In last year’s social competition, teams from Georgetown University and George Washington University outscored 13 teams with a business plan called Bonseye Guides. The team planned to use its winnings to provide deaf people and others access to audio tours at museums through personal media players. The winner of the MBA portion of the business plan competition for 2008 was a team from the University of Michigan, which planned to use its winnings to help turn its business plan for Potentia into reality. Potentia uses breakthrough energy scavenging technology to extend the lifetime of wireless sensors for a battery-replacement product.
The event begins with a dinner Friday night at the University and culminates Saturday, when teams of up to four participants, composed of both graduate and undergraduate students, board the elevator to make their pitch. Judges will evaluate the respective business plans and presentations based on the likelihood of the plan becoming viable and sustainable while articulating the area that will be positively affected, the social value created and the team resources ready to see the plan to fruition.
Also taking part this year are teams from the University of Illinois-Chicago; Rice University; Brigham Young University (three teams); University of Michigan (two teams); Colorado State University; University of Louisville; University of Arkansas; University of Delaware; and the Illinois Institute of Technology.

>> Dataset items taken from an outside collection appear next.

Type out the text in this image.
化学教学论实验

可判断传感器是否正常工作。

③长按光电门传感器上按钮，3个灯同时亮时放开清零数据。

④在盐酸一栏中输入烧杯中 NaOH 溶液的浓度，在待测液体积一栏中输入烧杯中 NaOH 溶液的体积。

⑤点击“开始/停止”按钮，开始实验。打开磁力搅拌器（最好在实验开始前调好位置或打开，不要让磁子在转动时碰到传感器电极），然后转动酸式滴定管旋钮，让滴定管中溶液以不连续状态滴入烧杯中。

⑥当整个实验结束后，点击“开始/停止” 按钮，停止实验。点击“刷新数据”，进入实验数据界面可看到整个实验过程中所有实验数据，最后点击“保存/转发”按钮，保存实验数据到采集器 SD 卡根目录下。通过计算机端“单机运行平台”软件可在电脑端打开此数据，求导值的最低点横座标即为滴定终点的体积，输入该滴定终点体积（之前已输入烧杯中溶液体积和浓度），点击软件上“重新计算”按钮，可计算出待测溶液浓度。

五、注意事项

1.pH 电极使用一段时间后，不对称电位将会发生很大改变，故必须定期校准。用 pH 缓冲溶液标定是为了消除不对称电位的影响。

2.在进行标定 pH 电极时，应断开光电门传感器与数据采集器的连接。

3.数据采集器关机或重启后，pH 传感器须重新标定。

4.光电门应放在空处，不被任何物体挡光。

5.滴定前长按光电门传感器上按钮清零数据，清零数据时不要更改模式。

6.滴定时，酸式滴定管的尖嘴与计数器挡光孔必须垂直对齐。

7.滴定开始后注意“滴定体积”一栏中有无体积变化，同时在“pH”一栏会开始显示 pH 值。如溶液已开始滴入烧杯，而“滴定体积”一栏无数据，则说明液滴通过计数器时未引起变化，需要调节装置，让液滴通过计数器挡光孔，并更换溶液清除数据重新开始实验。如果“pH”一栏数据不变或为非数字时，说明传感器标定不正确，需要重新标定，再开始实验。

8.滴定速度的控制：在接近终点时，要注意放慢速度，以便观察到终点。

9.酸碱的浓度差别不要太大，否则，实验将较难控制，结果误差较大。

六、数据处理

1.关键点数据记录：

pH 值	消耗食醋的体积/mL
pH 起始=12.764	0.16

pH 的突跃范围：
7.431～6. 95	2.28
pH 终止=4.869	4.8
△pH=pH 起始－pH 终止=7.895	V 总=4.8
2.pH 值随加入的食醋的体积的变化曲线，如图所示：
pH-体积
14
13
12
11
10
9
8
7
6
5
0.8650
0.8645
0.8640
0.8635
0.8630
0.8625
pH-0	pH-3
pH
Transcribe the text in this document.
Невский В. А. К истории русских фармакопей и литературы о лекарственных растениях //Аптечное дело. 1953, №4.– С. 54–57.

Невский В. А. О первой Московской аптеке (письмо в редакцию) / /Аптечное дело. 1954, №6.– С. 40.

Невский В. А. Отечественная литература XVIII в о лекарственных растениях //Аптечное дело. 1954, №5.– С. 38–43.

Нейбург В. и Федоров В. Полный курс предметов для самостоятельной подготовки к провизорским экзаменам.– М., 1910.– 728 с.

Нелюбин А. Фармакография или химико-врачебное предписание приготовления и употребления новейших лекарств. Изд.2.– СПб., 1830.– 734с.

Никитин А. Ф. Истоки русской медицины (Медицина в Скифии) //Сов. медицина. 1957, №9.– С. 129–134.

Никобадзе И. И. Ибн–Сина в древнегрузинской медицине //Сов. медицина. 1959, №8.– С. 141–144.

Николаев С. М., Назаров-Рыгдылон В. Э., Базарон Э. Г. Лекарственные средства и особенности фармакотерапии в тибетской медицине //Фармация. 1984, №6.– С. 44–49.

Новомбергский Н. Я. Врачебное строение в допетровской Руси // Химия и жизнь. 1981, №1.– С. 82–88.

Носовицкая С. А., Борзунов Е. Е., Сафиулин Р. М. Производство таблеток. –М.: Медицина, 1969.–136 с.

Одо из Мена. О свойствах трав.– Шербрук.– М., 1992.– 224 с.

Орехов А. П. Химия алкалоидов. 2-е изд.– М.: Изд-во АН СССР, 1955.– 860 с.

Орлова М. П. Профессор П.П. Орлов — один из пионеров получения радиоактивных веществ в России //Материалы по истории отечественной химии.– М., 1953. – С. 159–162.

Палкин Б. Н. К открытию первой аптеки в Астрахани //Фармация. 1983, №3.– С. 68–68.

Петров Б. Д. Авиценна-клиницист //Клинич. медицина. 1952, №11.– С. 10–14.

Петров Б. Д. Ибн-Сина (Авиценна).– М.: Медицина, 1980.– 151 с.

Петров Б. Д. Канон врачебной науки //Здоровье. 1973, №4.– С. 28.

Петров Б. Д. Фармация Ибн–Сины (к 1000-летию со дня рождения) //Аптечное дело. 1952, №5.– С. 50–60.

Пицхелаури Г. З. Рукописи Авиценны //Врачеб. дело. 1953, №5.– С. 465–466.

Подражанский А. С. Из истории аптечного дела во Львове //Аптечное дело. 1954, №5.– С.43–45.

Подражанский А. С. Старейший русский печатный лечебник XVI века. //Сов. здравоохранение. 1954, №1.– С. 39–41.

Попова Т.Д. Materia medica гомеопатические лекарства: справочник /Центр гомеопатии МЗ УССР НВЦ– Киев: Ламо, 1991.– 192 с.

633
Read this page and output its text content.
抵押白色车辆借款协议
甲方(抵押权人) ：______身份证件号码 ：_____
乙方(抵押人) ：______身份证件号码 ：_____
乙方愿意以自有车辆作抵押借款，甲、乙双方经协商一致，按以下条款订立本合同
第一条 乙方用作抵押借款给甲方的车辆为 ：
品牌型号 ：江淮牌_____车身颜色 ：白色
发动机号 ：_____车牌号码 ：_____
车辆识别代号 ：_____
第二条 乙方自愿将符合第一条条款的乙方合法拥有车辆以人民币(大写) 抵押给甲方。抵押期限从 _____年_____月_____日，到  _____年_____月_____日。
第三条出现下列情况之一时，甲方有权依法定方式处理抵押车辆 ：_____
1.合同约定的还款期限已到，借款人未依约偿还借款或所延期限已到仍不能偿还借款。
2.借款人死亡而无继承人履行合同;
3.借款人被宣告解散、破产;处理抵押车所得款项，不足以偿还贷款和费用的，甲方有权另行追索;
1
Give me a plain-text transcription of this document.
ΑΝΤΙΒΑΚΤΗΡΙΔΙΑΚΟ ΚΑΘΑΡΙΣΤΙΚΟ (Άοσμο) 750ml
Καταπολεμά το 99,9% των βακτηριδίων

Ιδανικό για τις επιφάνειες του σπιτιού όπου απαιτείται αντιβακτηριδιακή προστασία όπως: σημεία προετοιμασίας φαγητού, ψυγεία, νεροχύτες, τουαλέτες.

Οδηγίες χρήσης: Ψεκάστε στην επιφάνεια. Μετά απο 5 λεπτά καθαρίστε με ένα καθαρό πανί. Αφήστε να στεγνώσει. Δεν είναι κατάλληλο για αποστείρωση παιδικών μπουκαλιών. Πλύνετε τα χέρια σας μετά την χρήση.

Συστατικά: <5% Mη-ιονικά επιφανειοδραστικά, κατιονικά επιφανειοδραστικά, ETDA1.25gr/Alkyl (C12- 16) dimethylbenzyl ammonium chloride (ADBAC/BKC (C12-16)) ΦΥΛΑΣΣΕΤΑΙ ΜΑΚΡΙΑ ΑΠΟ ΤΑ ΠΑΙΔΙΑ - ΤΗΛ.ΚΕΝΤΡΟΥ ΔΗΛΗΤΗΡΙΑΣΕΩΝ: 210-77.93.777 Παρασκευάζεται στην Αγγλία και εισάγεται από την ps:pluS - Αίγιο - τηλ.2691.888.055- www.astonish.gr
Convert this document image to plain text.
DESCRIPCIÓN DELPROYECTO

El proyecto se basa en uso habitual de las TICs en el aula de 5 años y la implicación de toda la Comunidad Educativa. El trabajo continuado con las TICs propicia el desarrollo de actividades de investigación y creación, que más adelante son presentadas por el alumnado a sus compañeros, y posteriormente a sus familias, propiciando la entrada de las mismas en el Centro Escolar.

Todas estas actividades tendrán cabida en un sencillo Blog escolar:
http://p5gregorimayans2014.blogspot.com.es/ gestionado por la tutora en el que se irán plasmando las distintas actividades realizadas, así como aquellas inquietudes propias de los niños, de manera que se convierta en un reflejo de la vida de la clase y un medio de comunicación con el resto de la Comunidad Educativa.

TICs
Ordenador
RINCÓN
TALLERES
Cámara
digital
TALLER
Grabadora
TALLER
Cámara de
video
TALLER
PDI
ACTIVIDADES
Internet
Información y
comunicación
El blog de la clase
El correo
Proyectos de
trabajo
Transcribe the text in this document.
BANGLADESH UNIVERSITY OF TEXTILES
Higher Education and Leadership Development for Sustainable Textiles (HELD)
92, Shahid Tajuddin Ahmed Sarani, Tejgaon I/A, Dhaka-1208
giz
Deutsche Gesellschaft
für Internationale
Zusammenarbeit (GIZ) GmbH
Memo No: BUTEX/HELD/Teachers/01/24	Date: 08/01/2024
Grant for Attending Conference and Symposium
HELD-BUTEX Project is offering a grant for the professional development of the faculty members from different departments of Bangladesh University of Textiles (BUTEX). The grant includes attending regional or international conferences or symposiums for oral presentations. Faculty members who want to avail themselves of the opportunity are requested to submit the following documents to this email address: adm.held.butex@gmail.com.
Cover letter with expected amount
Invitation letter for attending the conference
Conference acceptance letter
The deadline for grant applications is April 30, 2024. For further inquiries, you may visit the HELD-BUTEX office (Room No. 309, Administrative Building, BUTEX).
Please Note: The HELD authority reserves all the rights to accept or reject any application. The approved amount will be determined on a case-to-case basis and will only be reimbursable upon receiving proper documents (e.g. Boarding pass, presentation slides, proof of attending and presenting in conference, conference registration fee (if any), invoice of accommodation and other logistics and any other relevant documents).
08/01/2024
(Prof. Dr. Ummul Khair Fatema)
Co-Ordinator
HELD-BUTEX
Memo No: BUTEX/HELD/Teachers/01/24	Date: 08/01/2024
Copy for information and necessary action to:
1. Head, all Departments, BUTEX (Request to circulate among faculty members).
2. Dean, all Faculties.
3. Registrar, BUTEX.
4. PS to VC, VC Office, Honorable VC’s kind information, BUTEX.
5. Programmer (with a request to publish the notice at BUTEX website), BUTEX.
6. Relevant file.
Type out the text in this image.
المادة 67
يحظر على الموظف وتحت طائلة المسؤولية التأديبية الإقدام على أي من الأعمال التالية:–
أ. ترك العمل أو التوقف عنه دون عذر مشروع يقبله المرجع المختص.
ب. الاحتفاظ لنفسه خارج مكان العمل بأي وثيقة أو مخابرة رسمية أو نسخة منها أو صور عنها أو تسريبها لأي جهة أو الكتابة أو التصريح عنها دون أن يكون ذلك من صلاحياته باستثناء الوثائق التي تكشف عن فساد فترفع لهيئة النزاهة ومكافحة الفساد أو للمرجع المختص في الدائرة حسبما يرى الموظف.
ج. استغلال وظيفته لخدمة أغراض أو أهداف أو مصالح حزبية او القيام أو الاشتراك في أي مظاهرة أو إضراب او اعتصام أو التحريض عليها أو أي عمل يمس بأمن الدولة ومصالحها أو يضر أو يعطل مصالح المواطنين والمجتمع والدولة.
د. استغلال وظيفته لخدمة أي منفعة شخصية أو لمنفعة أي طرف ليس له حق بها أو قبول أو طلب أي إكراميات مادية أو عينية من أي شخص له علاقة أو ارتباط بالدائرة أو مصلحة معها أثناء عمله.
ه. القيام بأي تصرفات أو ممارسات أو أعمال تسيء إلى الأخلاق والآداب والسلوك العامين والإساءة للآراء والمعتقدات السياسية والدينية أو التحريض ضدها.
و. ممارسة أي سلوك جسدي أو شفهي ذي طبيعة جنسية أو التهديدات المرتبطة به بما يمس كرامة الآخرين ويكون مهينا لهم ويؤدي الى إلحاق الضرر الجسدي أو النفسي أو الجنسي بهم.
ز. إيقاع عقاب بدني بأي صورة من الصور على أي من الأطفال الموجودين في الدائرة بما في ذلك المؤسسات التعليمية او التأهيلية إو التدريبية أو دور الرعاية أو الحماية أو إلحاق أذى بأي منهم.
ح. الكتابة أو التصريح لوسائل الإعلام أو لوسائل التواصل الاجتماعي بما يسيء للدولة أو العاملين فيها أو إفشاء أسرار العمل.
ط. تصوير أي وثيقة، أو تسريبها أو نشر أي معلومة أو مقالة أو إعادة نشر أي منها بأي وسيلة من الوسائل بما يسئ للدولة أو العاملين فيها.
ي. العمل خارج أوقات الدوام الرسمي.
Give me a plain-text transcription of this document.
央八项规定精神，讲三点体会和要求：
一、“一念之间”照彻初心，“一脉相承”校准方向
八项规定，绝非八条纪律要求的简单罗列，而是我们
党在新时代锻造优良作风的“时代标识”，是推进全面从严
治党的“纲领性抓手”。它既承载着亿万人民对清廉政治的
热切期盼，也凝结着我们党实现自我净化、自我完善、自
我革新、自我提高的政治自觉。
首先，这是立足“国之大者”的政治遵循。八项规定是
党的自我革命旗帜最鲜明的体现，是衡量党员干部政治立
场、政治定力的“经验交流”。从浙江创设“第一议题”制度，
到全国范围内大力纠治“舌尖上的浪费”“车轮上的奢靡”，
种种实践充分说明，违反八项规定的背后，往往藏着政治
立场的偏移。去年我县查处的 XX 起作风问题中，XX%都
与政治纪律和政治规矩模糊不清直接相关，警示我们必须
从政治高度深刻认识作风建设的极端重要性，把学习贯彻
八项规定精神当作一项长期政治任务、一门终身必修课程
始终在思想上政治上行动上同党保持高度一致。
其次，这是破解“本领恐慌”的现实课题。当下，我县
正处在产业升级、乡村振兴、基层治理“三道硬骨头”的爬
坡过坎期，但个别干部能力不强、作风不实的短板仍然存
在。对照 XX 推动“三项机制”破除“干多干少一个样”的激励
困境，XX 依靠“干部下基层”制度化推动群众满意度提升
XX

From Wake Forest University, a team from the Babcock Graduate School of Management will compete with HomeBy3.com, a Web site that connects parents looking for flexible, professional-level positions with companies seeking employees for part-time, home-based, contract-based or job-sharing positions. Undergraduate Wake Forest students Ben Comer and Brett Apter will participate in the Social Entrepreneurship track with mySavu.com, which is currently online and growing. The Web site promotes Winston-Salem businesses that offer advertising discounts for students at Wake Forest.